In many cases, new technology can be added to boats, rather than directly replacing old systems. Layering new upon old might even be more practical for both commercial and recreational vessels, that have the potential to operate for decades.
Bluetooth speakers are brought on board in lieu of hardwired ones. A few apps on a phone or tablet take the place of an outdated chartplotter. Powerful battery packs charge everything up instead of a bigger house bank.
New meets old aboard boats in other ways too.
At marinas throughout Washington state, the square Starlink antenna is an increasingly common sight, especially on recreational cruising vessels. Boaters adopted the technology quickly too, its service opened to the public only two years ago. It’s not limited to newer vessels either, I recently spotted one on a tugboat built in 1921.
Earlier this year though, Yachting World reported that the Elon Musk-owned company is cracking down on boaters using a more affordable plan intended for RVs (now called "Roam") rather than the dedicated maritime tier, originally geared toward commercial vessels. We’ll see how that shakes out. Whether Starlink or a dedicated mobile hotspot (used to write this article), it’s easier than ever to add internet access to any vessel.
Switching to an electric outboard is more of a true replacement. Smaller electric outboards or trolling motors are also increasingly common but higher horsepower replacements have been slow to reach the market. However, Seattle-based Pure Watercraft has made headway and its 50 HP equivalent is in use at places like Sail Sand Point and the Port of Friday Harbor.
When it comes to re-powering even bigger boats, say a ferry that carries 200 vehicles and almost 2,500 passengers, hybrid solutions are now hitting the water.
In August, Washington State Ferries announced three of its Jumbo Mark II vessels will be converted to hybrid-electric power in the next few years. The first, M/V Wenatchee built in 1998, headed to Vigor’s shipyard last week for the project and is expected to re-enter service next summer.
The conversion will use a Siemens Energy system, designed to integrated with the existing Siemens systems onboard. Siemens Energy modified their design to meet the WSF vessels' specific requirements, which seems to be common for propulsion systems at this scale.
WSF began exploring this kind of conversion in 2012. As part of its feasibility studies, WSF evaluated electric and hybrid car ferries, most of which are operating in Scandinavian countries. This project is another example of the long journey from developing new technologies to adopting them.
The Western Flyer is a wooden vessel with a storied history and a new hybrid propulsion that recently completed sea trials.

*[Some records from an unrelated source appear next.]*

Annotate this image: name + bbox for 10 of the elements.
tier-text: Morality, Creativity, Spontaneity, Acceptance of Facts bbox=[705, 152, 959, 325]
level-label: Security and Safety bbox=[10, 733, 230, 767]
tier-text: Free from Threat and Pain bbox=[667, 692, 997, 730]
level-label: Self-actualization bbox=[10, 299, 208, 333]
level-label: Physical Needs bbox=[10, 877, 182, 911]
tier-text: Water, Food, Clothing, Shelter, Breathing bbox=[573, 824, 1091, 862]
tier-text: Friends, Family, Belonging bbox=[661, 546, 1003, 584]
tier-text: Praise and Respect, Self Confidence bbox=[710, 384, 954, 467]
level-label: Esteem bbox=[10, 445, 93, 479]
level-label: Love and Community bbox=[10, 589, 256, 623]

Re-floated from where it sank near La Conner, rebuilt at the Port Townsend Shipwrights Cooperative and re-powered at Snow Boat Co. in Seattle, the Western Flyer will soon conclude its latest chapter in Washington. The former fishing boat, built in Tacoma in 1937, will return to Monterey, Calif., in November. The Western Flyer Foundation will use the vessel for research and educational trips.
In an overview of the new hybrid system, Western Flyer Foundation Board President Tom Keffer wrote: “We really wanted to do a pure electric vessel, but then reality intruded.”
Quickly evolving technology, how different regions fuel their power grids, and high cost of batteries are several of the reasons he cited for taking the hybrid track. The system they selected is a diesel-electric that’s primarily diesel, but has an electric mode.
Keffer points out some benefits unique to Western Flyer’s intended use as a research vessel. He said the electric mode should be better for frequent reversing and reducing noise that may impact research.
By opting to go hybrid, the nonprofit kept the door open to increase how long the Western Flyer can go into electric mode as new, potentially less expensive, batteries become available. This is a similar strategy to King County Metro’s recommendation if the transit authority were to expand its ferry fleet.
That’s a key difference between this hybridization of boats and the era of hybrid cars that’s well underway. Whatever electric range a hybrid car has off the assembly line, it won’t be modified to increase it. That only comes with an entirely new model.
By substituting or adding to the systems currently in use, existing vessels can take advantage of new technology, when they actually become a reality.